The first woman, Tamar, dressed as a harlot so that Judah, her father-in-law, would give her a descendent because of the Levirate law of marriage, which was her legal right (Genesis 38:13-30). Rahab, often called a harlot, though possibly just an innkeeper, was a Canaanite woman who lived in Jericho and helped hide the Israelite spies before they prepared to conquer the city (Joshua 2). Ruth, though a faithful and incredible woman, was a Moabite and not of Israel making her a foreigner (see Ruth 1:1-18). Bathsheba, perhaps a Hittite like her husband, was seduced by David and likely always seen as tainted by this act committed against her (2 Samuel 11:1-5).

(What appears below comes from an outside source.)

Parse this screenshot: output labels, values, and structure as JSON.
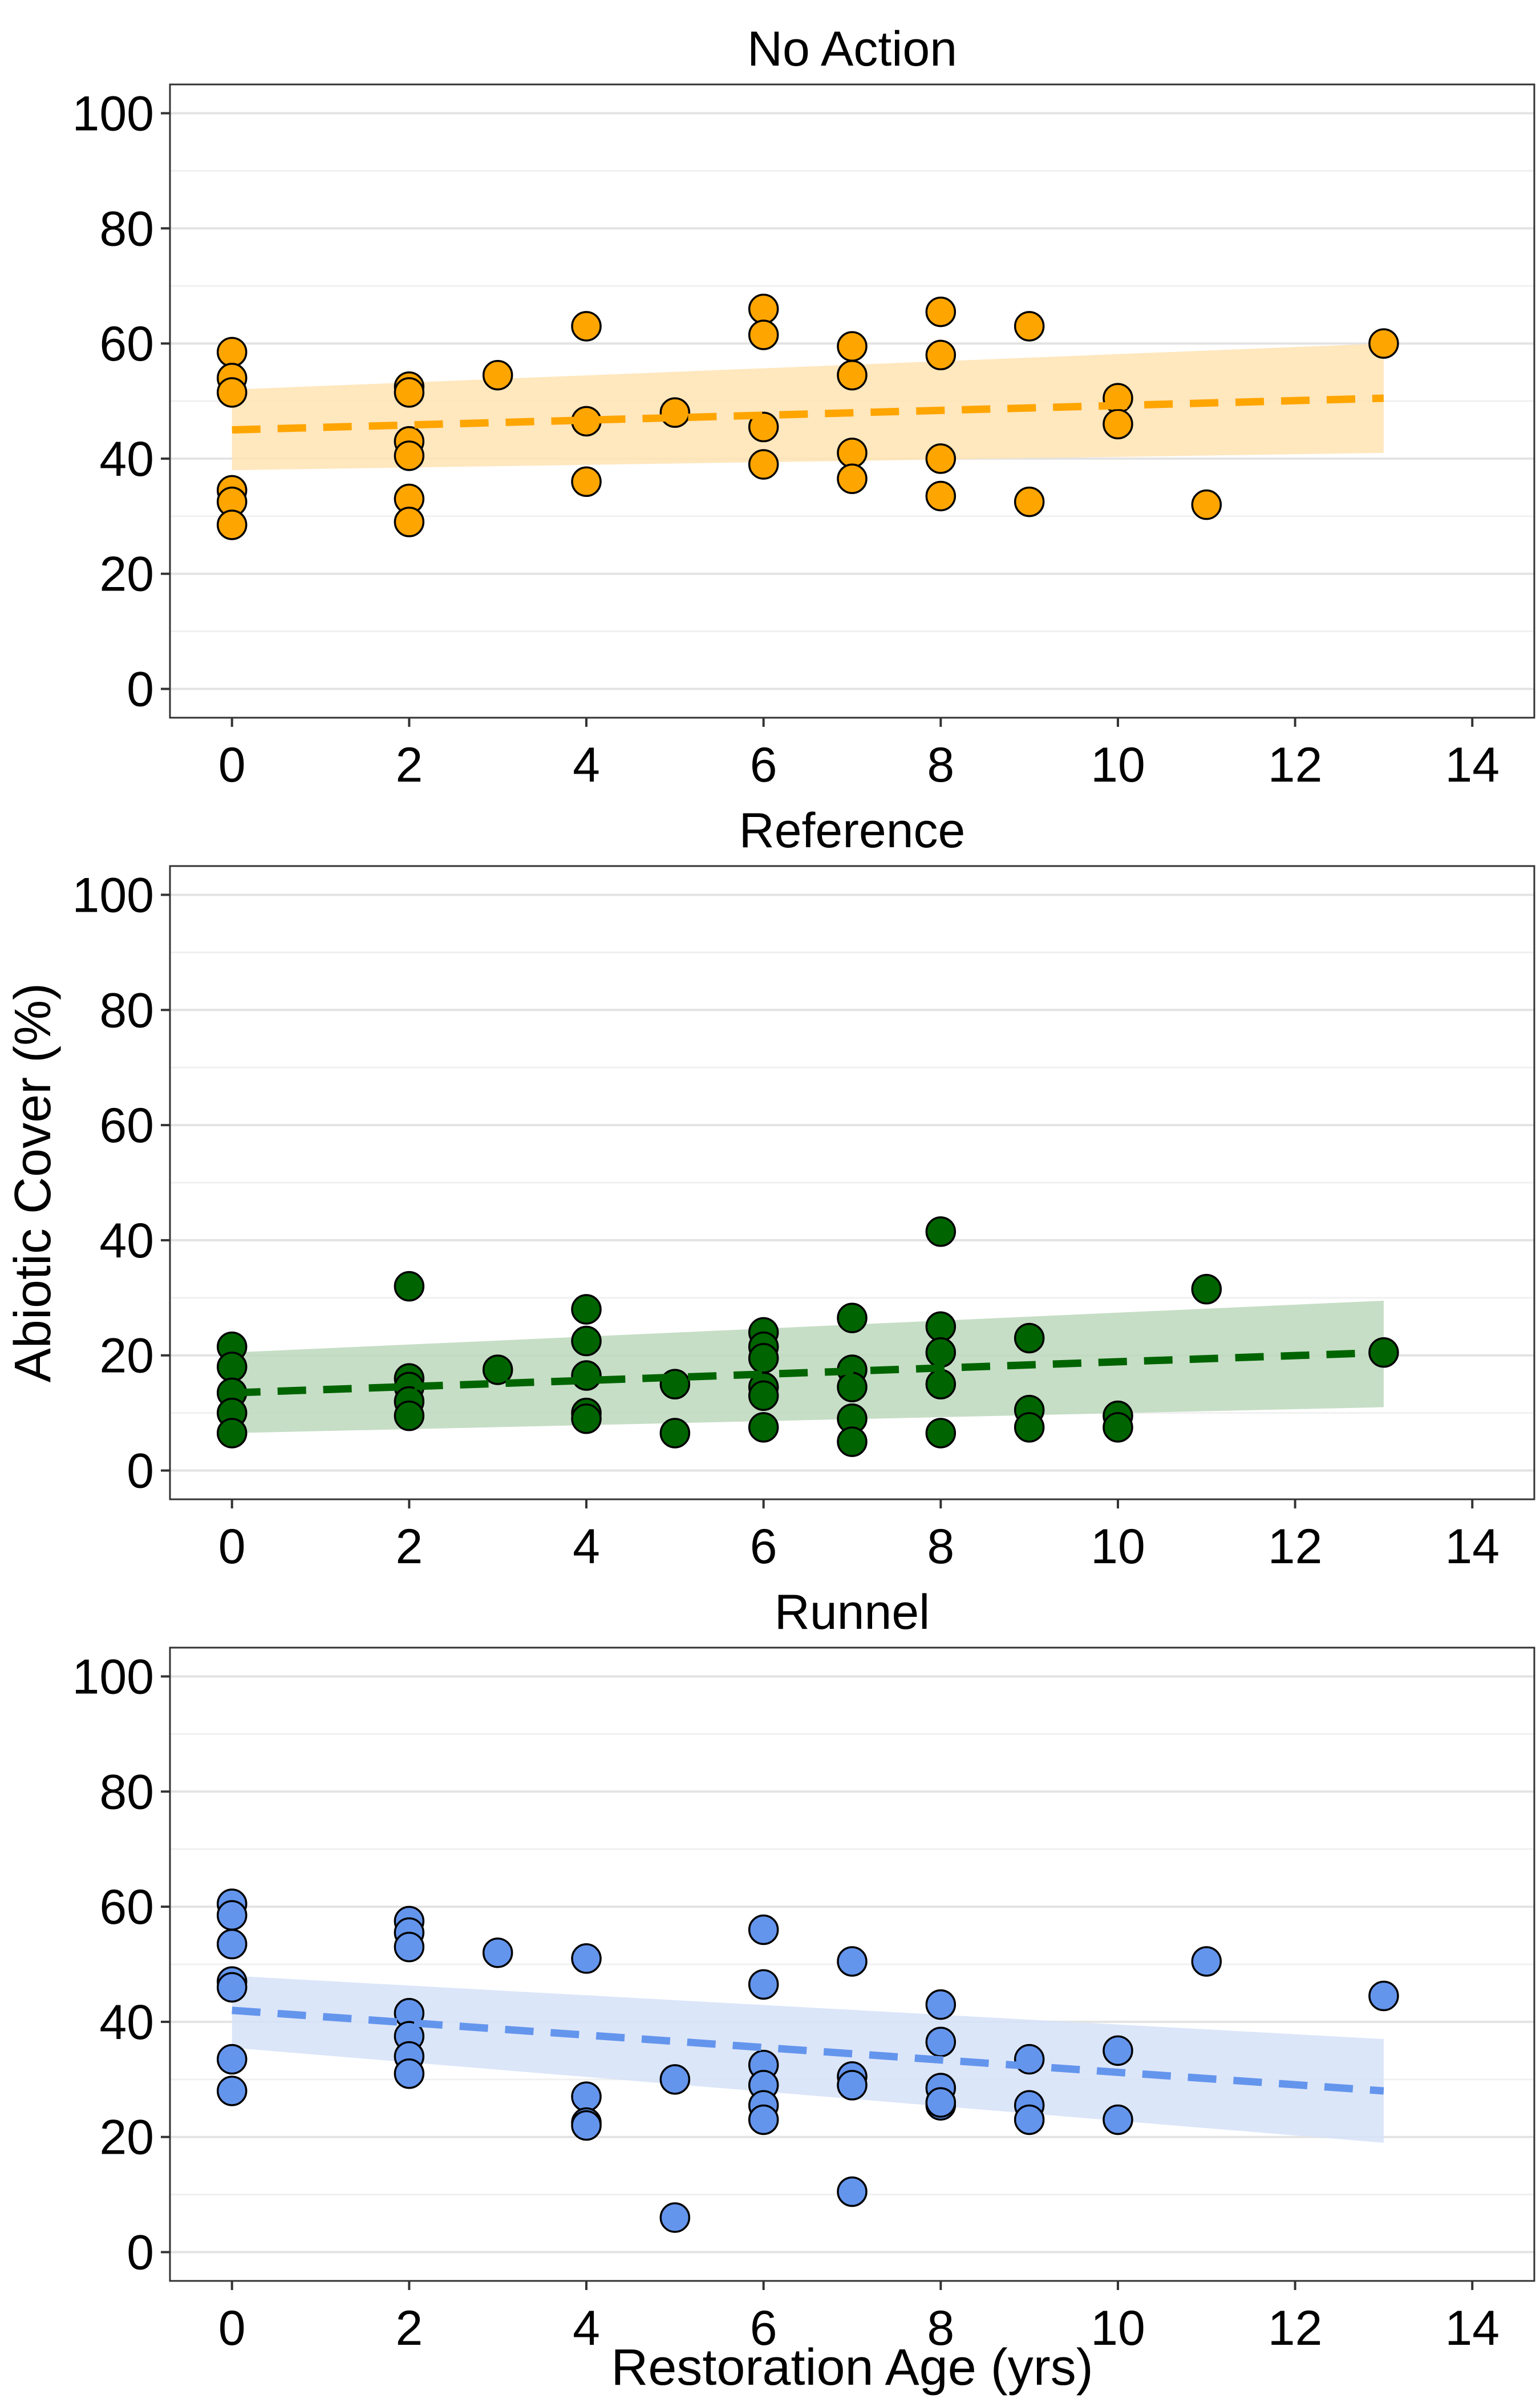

Because of their backgrounds, each of these women were likely looked down upon at some point in their lives. Yet Matthew reminds us of their great contribution as heroes of the Bible. The last woman mentioned is Mary. Like the other four women, she too had a suspect background because of the miraculous yet misunderstood way she conceived the Christ child. Perhaps Matthew was trying to teach his audience that if you question Mary’s story, remember that many of the greatest prophets and rulers came from women who might have been questioned by society. [3]

As we read the genealogy of Jesus Christ and consider the people mentioned in His lineage, we learn from this long list that different types of people were used so that God’s Beloved Son could come to earth. Whether a righteous prophet, an imperfect leader, an unknown helper, or someone with a questionable background or reputation, all are known to the Lord. No matter our status, background, or station in life, we too can have our name added to the long beautiful list of those who play a critical role in gathering Israel in preparation for Christ’s second coming to earth.

Special thanks to Heather Pack who helped write the script for this video.

[1] A Coming Christ in Advent by Raymond E. Brown, pg. 21
[2] See Advent of the Savior by Stephen J. Binz, pg. 15-16 for commentary on the three sections
[3] A Coming Christ in Advent, pg. 23-24

1 comment:

  1. I've always found it interesting to see women included in the genealogy of such a patriarchal society.
    And, I take great comfort knowing that Heavenly Father can use us flawed women for His divine purposes.